El petróleo alcanza máximos de un mes mientras los combates entre EE.UU. e Irán nublan las perspectivas del estrecho de Ormuz

El crudo Brent rozó los USD 85 por barril el martes, alcanzando un máximo de un mes, mientras la reanudación de las hostilidades entre Estados Unidos e Irán elevó la posibilidad real de que el estrecho de Ormuz, el punto de estrangulamiento energético más importante del planeta, permanezca cerrado durante un futuro previsible.

El Brent cotizaba a USD 84,24 en la mañana temprano, con un aumento del 8,36 % respecto del cierre del lunes de USD 78,15. El West Texas Intermediate subió a USD 77,10, un incremento del 8,24 %. Las ganancias se produjeron después de tres noches de ataques estadounidenses contra objetivos iraníes y del anuncio de Trump de un nuevo bloqueo naval y una tarifa del 20 % para el tránsito de carga por Ormuz.

El salto de precios es el capítulo más reciente de una crisis petrolera que ha visto al Brent oscilar desde máximos de guerra por encima de los USD 120 por barril hasta mínimos de cese al fuego alrededor de USD 71, y volver a subir cuando la tregua colapsó. Antes de la guerra, el estrecho transportaba aproximadamente el 20 % del petróleo crudo y el gas natural comercializados en el mundo.

“El crudo es una compra fuerte en los niveles actuales con un objetivo a corto plazo de USD 95 a USD 100 para el Brent”, dijo una firma de análisis de mercado a sus clientes el martes. “La configuración fundamental no tiene precedentes desde la crisis de Ucrania de 2022, y posiblemente sea más peligrosa porque el punto de estrangulamiento de Ormuz afecta una porción mayor de los flujos energéticos mundiales”.

La magnitud de la disrupción es asombrosa. La producción de crudo del Golfo Pérsico ha caído aproximadamente un 57 % por debajo de los niveles previos a la guerra, según una investigación de Goldman Sachs. La producción de GNL de Catar está fuera de línea. Los campos iraquíes están cerrando. Las refinerías saudíes han sido atacadas. El tráfico de buques tanque está suspendido. Los mercados de seguros se niegan a cubrir los tránsitos por el Golfo.
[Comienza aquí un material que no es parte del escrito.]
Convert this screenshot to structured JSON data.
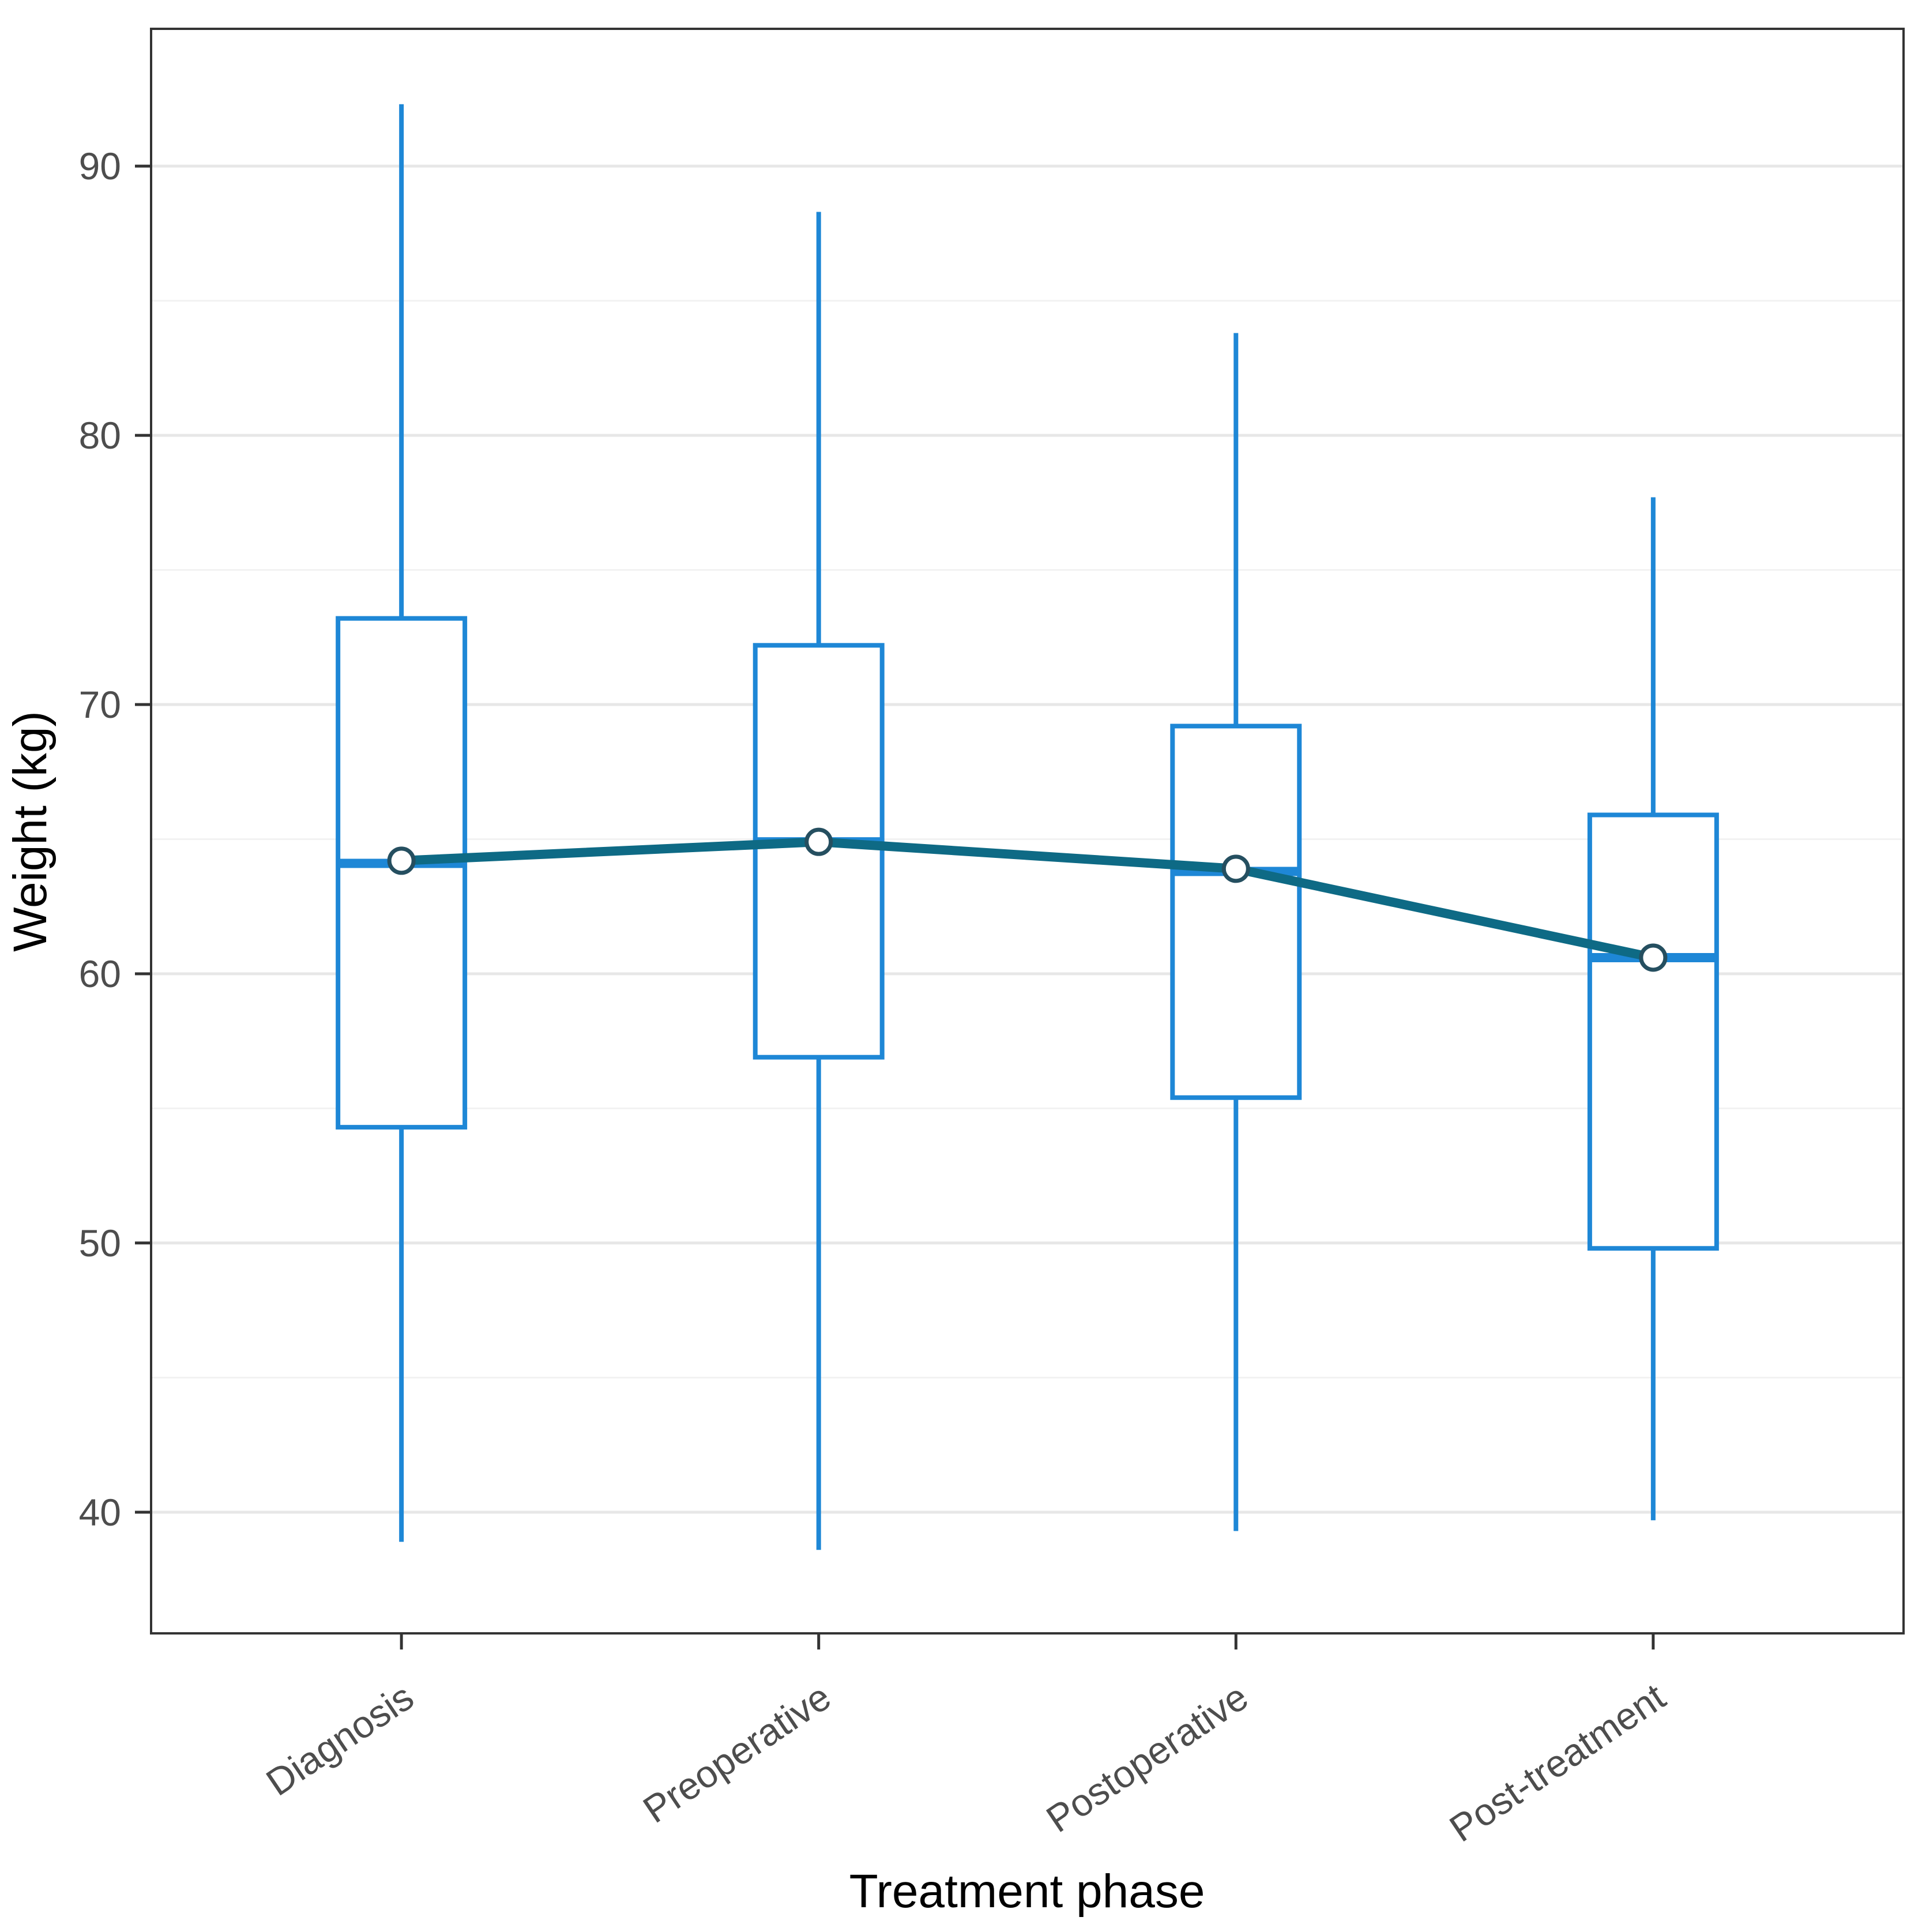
{
  "chart_data": {
    "type": "boxplot",
    "title": "",
    "xlabel": "Treatment phase",
    "ylabel": "Weight (kg)",
    "categories": [
      "Diagnosis",
      "Preoperative",
      "Postoperative",
      "Post-treatment"
    ],
    "y_ticks": [
      40,
      50,
      60,
      70,
      80,
      90
    ],
    "y_minor_ticks": [
      45,
      55,
      65,
      75,
      85
    ],
    "ylim": [
      35.5,
      95.1
    ],
    "grid": "on",
    "legend_position": "none",
    "x_label_angle_deg": 34,
    "boxes": [
      {
        "category": "Diagnosis",
        "whisker_low": 38.9,
        "q1": 54.3,
        "median": 64.1,
        "q3": 73.2,
        "whisker_high": 92.3,
        "mean": 64.2
      },
      {
        "category": "Preoperative",
        "whisker_low": 38.6,
        "q1": 56.9,
        "median": 64.9,
        "q3": 72.2,
        "whisker_high": 88.3,
        "mean": 64.9
      },
      {
        "category": "Postoperative",
        "whisker_low": 39.3,
        "q1": 55.4,
        "median": 63.8,
        "q3": 69.2,
        "whisker_high": 83.8,
        "mean": 63.9
      },
      {
        "category": "Post-treatment",
        "whisker_low": 39.7,
        "q1": 49.8,
        "median": 60.6,
        "q3": 65.9,
        "whisker_high": 77.7,
        "mean": 60.6
      }
    ],
    "mean_series": {
      "name": "mean-trend",
      "values": [
        64.2,
        64.9,
        63.9,
        60.6
      ]
    },
    "colors": {
      "box_stroke": "#1e87d6",
      "box_fill": "#ffffff",
      "median": "#1e87d6",
      "mean_line": "#0e6a85",
      "mean_point_stroke": "#254f60",
      "mean_point_fill": "#ffffff",
      "grid_major": "#e7e7e7",
      "grid_minor": "#f2f2f2",
      "panel_border": "#333333",
      "tick": "#333333",
      "axis_text": "#4d4d4d",
      "axis_title": "#000000",
      "background": "#ffffff"
    }
  }
}
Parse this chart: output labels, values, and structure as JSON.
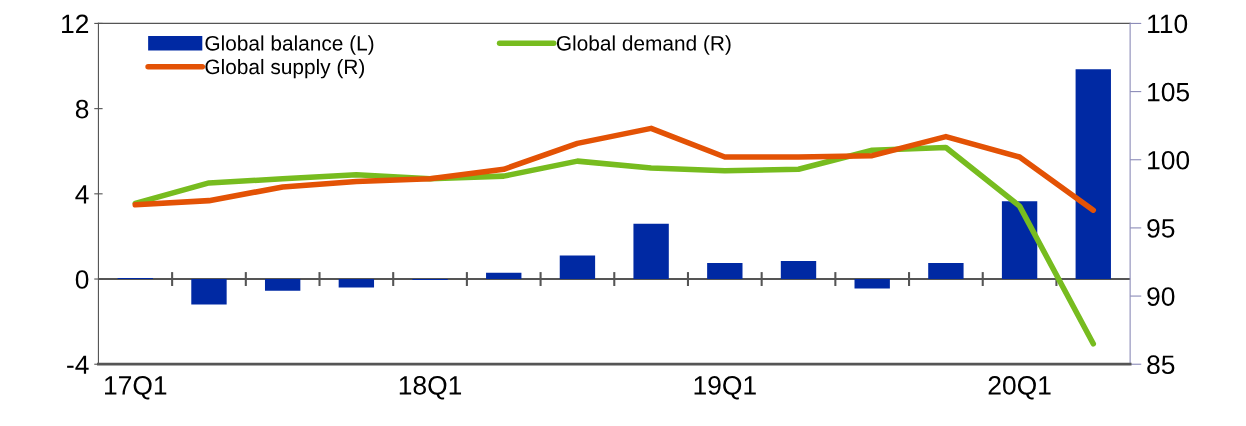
{
  "chart_data": {
    "type": "bar",
    "categories": [
      "17Q1",
      null,
      null,
      null,
      "18Q1",
      null,
      null,
      null,
      "19Q1",
      null,
      null,
      null,
      "20Q1",
      null
    ],
    "series": [
      {
        "name": "Global balance (L)",
        "color": "#0029a3",
        "values": [
          0.05,
          -1.2,
          -0.55,
          -0.4,
          -0.05,
          0.3,
          1.1,
          2.6,
          0.75,
          0.85,
          -0.45,
          0.75,
          3.65,
          9.85
        ]
      },
      {
        "name": "Global demand (R)",
        "type": "line",
        "axis": "y2",
        "color": "#77bc1f",
        "values": [
          96.8,
          98.3,
          98.6,
          98.9,
          98.6,
          98.8,
          99.9,
          99.4,
          99.2,
          99.3,
          100.7,
          100.9,
          96.6,
          86.5
        ]
      },
      {
        "name": "Global supply (R)",
        "type": "line",
        "axis": "y2",
        "color": "#e35205",
        "values": [
          96.7,
          97.0,
          98.0,
          98.4,
          98.6,
          99.3,
          101.2,
          102.3,
          100.2,
          100.2,
          100.3,
          101.7,
          100.2,
          96.3
        ]
      }
    ],
    "ylim": [
      -4,
      12
    ],
    "yticks": [
      {
        "value": -4,
        "label": "-4"
      },
      0,
      4,
      8,
      12
    ],
    "y2lim": [
      85,
      110
    ],
    "y2ticks": [
      85,
      90,
      95,
      100,
      105,
      110
    ],
    "ref_lines": [
      {
        "axis": "y",
        "value": 0,
        "color": "#555555"
      }
    ],
    "legend": "top left",
    "grid": false
  }
}
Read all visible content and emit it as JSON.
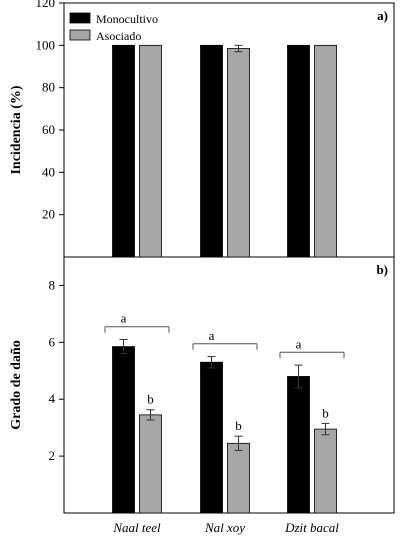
{
  "chart_data": [
    {
      "panel_label": "a)",
      "type": "bar",
      "ylabel": "Incidencia (%)",
      "ylim": [
        0,
        120
      ],
      "yticks": [
        20,
        40,
        60,
        80,
        100,
        120
      ],
      "categories": [
        "Naal teel",
        "Nal xoy",
        "Dzit bacal"
      ],
      "legend": {
        "placement": "top-left"
      },
      "series": [
        {
          "name": "Monocultivo",
          "color": "#000000",
          "values": [
            100,
            100,
            100
          ],
          "errors": [
            0,
            0,
            0
          ]
        },
        {
          "name": "Asociado",
          "color": "#a6a6a6",
          "values": [
            100,
            98.5,
            100
          ],
          "errors": [
            0,
            1.5,
            0
          ]
        }
      ]
    },
    {
      "panel_label": "b)",
      "type": "bar",
      "ylabel": "Grado de daño",
      "ylim": [
        0,
        9
      ],
      "yticks": [
        2,
        4,
        6,
        8
      ],
      "categories": [
        "Naal teel",
        "Nal xoy",
        "Dzit bacal"
      ],
      "series": [
        {
          "name": "Monocultivo",
          "color": "#000000",
          "values": [
            5.85,
            5.3,
            4.8
          ],
          "errors": [
            0.25,
            0.2,
            0.4
          ]
        },
        {
          "name": "Asociado",
          "color": "#a6a6a6",
          "values": [
            3.45,
            2.45,
            2.95
          ],
          "errors": [
            0.18,
            0.25,
            0.2
          ]
        }
      ],
      "significance": [
        {
          "group": 0,
          "letters": [
            "a",
            "b"
          ]
        },
        {
          "group": 1,
          "letters": [
            "a",
            "b"
          ]
        },
        {
          "group": 2,
          "letters": [
            "a",
            "b"
          ]
        }
      ]
    }
  ]
}
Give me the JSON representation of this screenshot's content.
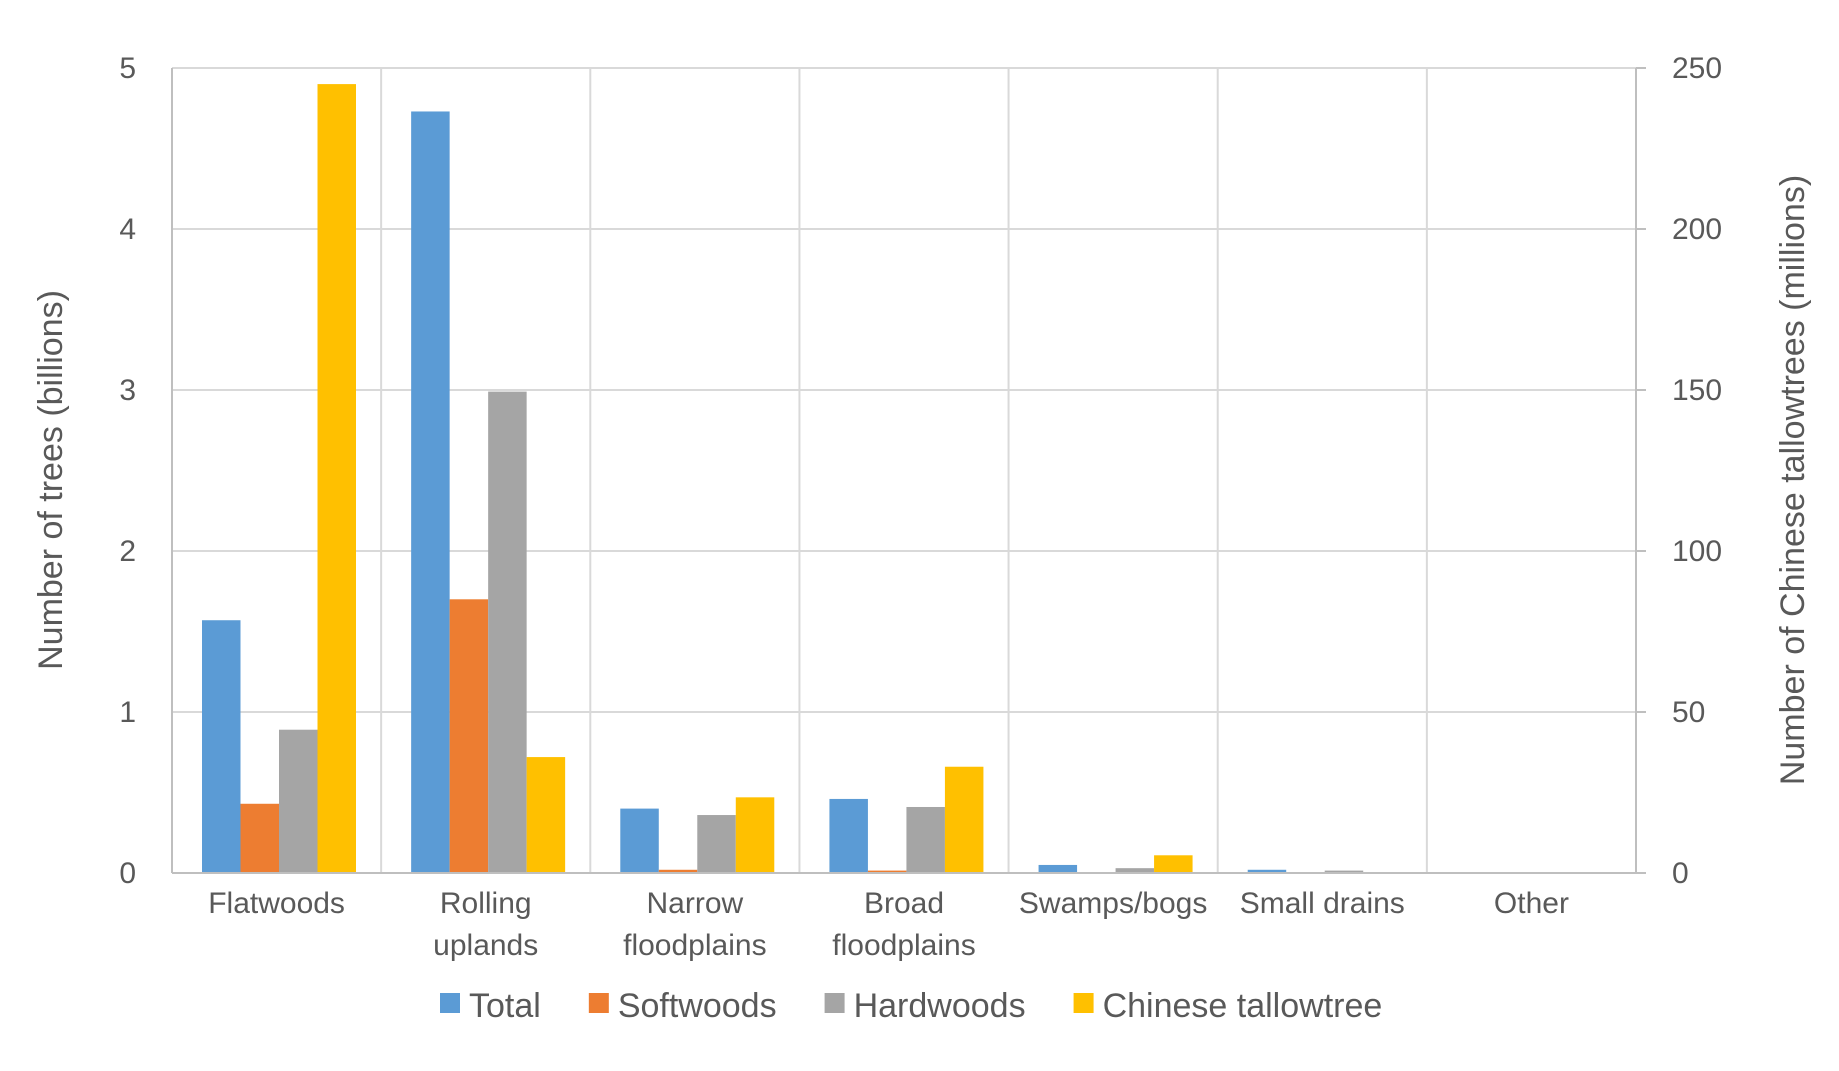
{
  "chart_data": {
    "type": "bar",
    "categories": [
      [
        "Flatwoods"
      ],
      [
        "Rolling",
        "uplands"
      ],
      [
        "Narrow",
        "floodplains"
      ],
      [
        "Broad",
        "floodplains"
      ],
      [
        "Swamps/bogs"
      ],
      [
        "Small drains"
      ],
      [
        "Other"
      ]
    ],
    "series": [
      {
        "name": "Total",
        "axis": "left",
        "color": "#5b9bd5",
        "values": [
          1.57,
          4.73,
          0.4,
          0.46,
          0.05,
          0.02,
          0.0
        ]
      },
      {
        "name": "Softwoods",
        "axis": "left",
        "color": "#ed7d31",
        "values": [
          0.43,
          1.7,
          0.02,
          0.015,
          0.0,
          0.0,
          0.0
        ]
      },
      {
        "name": "Hardwoods",
        "axis": "left",
        "color": "#a5a5a5",
        "values": [
          0.89,
          2.99,
          0.36,
          0.41,
          0.03,
          0.015,
          0.0
        ]
      },
      {
        "name": "Chinese tallowtree",
        "axis": "right",
        "color": "#ffc000",
        "values": [
          245,
          36,
          23.5,
          33,
          5.5,
          0,
          0
        ]
      }
    ],
    "ylabel": "Number of trees (billions)",
    "ylim": [
      0,
      5
    ],
    "yticks": [
      "0",
      "1",
      "2",
      "3",
      "4",
      "5"
    ],
    "y2label": "Number of Chinese tallowtrees (millions)",
    "y2lim": [
      0,
      250
    ],
    "y2ticks": [
      "0",
      "50",
      "100",
      "150",
      "200",
      "250"
    ],
    "grid": true,
    "legend_position": "bottom"
  }
}
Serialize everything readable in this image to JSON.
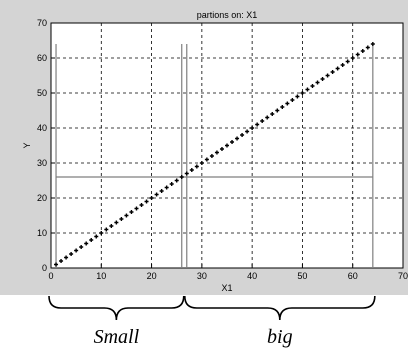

Para los hogares estadounidenses, cada aumento de USD 10 por barril significa aproximadamente 25 centavos más por galón en la bomba. Para Europa y Asia, el golpe es más fuerte: el Nikkei de Japón cerró con una caída del 3,3 % el martes, y los gigantes exportadores Toyota, Panasonic y Sony se encuentran entre los más afectados. El Stoxx 600 cayó un 3,34 %.

La admisión de Trump de que la guerra podría extenderse mucho más allá de un cese al fuego elimina el único catalizador a corto plazo que podría haber reducido los precios. El modesto aumento de producción de la OPEP+ de 137.000 barriles por día es irrelevante frente a la escala de la disrupción del suministro. La Casa Blanca no está utilizando la Reserva Estratégica de Petróleo.

Lo único que podría devolver el petróleo a USD 75 es un cese al fuego rápido y la reapertura del estrecho. Ese escenario parece poco probable. Irán está de luto tras el funeral de su líder supremo, Estados Unidos bombardea a diario y Trump se ha nombrado “guardián” del estrecho, con una tarifa incluida.

El mercado petrolero está descontando una guerra larga. Probablemente tenga razón.